Hydatid disease is common in sheep-raising areas worldwide.  Most primary infections involve a single cyst.  65% of solitary cysts are found in liver, 25% in lung and the rest in a wide variety of other organs including kidney, spleen, heart, bone and brain.  In patients with a pulmonary cyst, approximately 15% will also have a hepatic cyst.  Splenic cysts are uncommon, occurring in about 2-5% of all hydatid cases seen at referral centers.  Most series do not specifically report on rates of isolated splenic cysts compared to multi-organ presentations.  Rates of splenic involvement in asymptomatic patients are unknown.  Serology is usually positive with hepatic cysts but sensitivity drops below 50% with solitary pulmonary cysts even when the cyst is large.  With the large burden of disease in this patient a positive serology would be expected.

Praziquantel is the most potent scolicidal drug and is the drug of choice for all adult tapeworms.  However, praziquantel cannot penetrate the hydatid cyst wall so is only useful as an acute therapy when a cyst ruptures (spontaneously or due to surgical mishap) and scoleces are lying free before encysting again.  Albendazole is the therapy of choice for intact cysts that are not operable, such as when there are multiple or disseminated cysts.  A trial of Albendazole may also be considered for solitary cysts that are less than about 10 cm.  Response is generally slow and only complete in a minority of cases.  Surgical resection is the therapy of choice for large intact solitary cysts and certainly in a case like this with a large burden of disease.

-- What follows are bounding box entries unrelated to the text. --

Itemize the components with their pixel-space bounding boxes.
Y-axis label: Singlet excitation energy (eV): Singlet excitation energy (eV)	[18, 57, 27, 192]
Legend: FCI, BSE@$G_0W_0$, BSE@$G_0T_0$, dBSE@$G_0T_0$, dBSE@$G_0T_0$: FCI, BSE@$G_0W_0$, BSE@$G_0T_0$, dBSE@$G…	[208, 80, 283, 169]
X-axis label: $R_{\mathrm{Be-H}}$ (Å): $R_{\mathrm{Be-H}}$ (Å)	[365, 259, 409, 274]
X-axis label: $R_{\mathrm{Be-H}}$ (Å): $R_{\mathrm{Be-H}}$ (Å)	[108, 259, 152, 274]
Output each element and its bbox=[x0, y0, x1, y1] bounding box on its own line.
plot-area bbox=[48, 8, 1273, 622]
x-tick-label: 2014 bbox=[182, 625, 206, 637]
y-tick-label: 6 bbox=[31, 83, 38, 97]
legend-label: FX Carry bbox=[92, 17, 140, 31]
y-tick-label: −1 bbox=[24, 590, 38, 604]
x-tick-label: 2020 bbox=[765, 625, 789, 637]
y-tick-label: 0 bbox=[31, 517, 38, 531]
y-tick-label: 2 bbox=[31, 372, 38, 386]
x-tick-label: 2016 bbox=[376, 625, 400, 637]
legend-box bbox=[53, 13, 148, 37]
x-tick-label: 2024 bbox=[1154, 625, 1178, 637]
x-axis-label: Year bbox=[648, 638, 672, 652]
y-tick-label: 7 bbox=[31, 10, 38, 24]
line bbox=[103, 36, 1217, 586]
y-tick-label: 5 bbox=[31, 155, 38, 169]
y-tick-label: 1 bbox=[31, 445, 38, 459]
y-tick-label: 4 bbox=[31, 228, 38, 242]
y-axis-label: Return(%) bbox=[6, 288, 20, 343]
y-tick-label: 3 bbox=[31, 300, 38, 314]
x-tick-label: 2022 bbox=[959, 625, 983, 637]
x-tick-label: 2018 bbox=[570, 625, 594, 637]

The patient could not afford surgery at the time of initial presentation and elected a trial of albendazole 400 mg bid and which was only taken irregularly.  She was readmitted 5 months after the initial presentation for an episode of abdominal pain.  No further imaging was performed and at laparotomy a cholecystectomy was performed.  Contrast was inserted into the stent and no compression or obstruction was noted and there was no extra biliary leakage.  Only one very small cyst was noted in the left lobe of the liver and only fibrotic tissue was present in the area where a cyst had been compressing the main duct 5 months earlier.  Each of the seven splenic cysts visualized at surgery was aspirated, instilled with hypertonic saline for 30 minutes to kill the scoleces inside, and re-aspirated followed by resection of each cyst.  Image E shows a resected cyst lined by the inner or germinal membrane that is responsible for the ongoing generation of new protoscoleces as the cyst grows in size.  Image F shows a section of a typical scolex from inside the cyst.  Because of the strong possibility that the initial cyst compressing the bile duct had ruptured in the interim, the patient remains on oral albendazole and is doing well.